For almost four decades after the Eighteenth Amendment to the U.S. Constitution prohibiting the manufacture, sale, transportation, and importation of intoxicating liquors in America took effect in 1920, sinners flocked to Galveston Island for booze, prostitution, and gambling. Galveston became known as "Sin City." And no venue on the Island offered more sin than the Balinese Room, a swanky South Sea-themed speakeasy situated at the end of a wooden pier extending six hundred feet into the Gulf of Mexico. Two Sicilian-born barbers who became bootleggers named Salvatore and Rosario Maceo brought sin and stars to Galveston, Texas. Frank Sinatra, Bob Hope, Jack Benny, and Groucho Marx played the Balinese, where a bartender concocted the first margarita. Proud locals dubbed their lawless island the "Free State of Galveston" where sin reigned supreme until 1957 when the Texas Rangers raided the Balinese Room and shut down vice on the Island. The Balinese's glory days came to an end, but the red building on the 21st Street pier had remained a Galveston landmark until Hurricane Ike washed it out to sea.
"Remember that spring break?" Rebecca asked.
He did. They had come to Galveston with a group from SMU, he the former football star and she the reigning Miss SMU. They had partied at the Balinese Room and had sex on the beach. Every night.
"I could never drive past the Balinese without thinking of that week," she said.
"Why, Rebecca?"
"Those nights on the beach-"
"No. Why'd you leave me?"
Twenty-two months and eleven days he had waited to ask her that question.
"Scott, I…"
"I kept your letter. You said-"
"Don't, Scott. I'm not that person anymore."
"Rebecca, what did you need from me that I didn't give you?"
"It wasn't you, Scott. It was me."
"Was it because I lost everything?"
"It was because I was lost. I didn't know who I was. I was playing a role. All my life I had played a role. Little Miss Texas. Miss Dallas. Miss SMU. Miss Cheerleader. Mrs. A. Scott Fenney, the most beautiful woman in Highland Park. I felt like I was always onstage… or in a cage. Like an animal in the zoo, everyone staring at me. When the cage door opened, I ran." She faced him. "I'm sorry, Scott. I know I hurt you… both of you."
They walked another block before Rebecca spoke again.
"Can I see her? Boo."
EIGHT
"And Scotty Junior was a girl named Boo," Rebecca said.
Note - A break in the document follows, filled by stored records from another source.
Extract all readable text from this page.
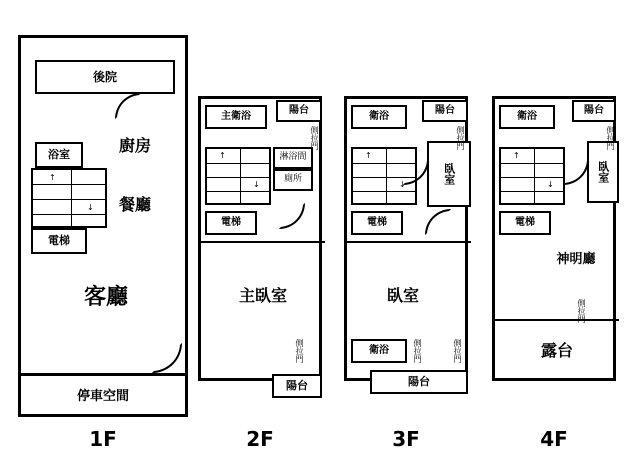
後院
浴室
廚房
餐廳
↑
↓
電梯
客廳
停車空間
1F
主衛浴
↑
↓
淋浴間
廁所
電梯
主臥室
側拉門
陽台
側拉門
陽台
2F
衛浴
↑
↓	臥室
電梯
臥室
衛浴	側拉門	側拉門
陽台
側拉門
陽台
3F
衛浴
↑
↓
臥室
電梯
神明廳
露台
側拉門
陽台
側拉門
4F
Scott had parked in the shade of the beach house, but they had not gotten out. They sat and watched Boo on the beach. She had changed into a white swimsuit and was building a sand castle with a little shovel and bucket. Her head of red hair bobbed like a buoy in the Gulf.
"Last time I saw her, she had her hair in cornrows."
"That lasted a while then she went to the ponytail."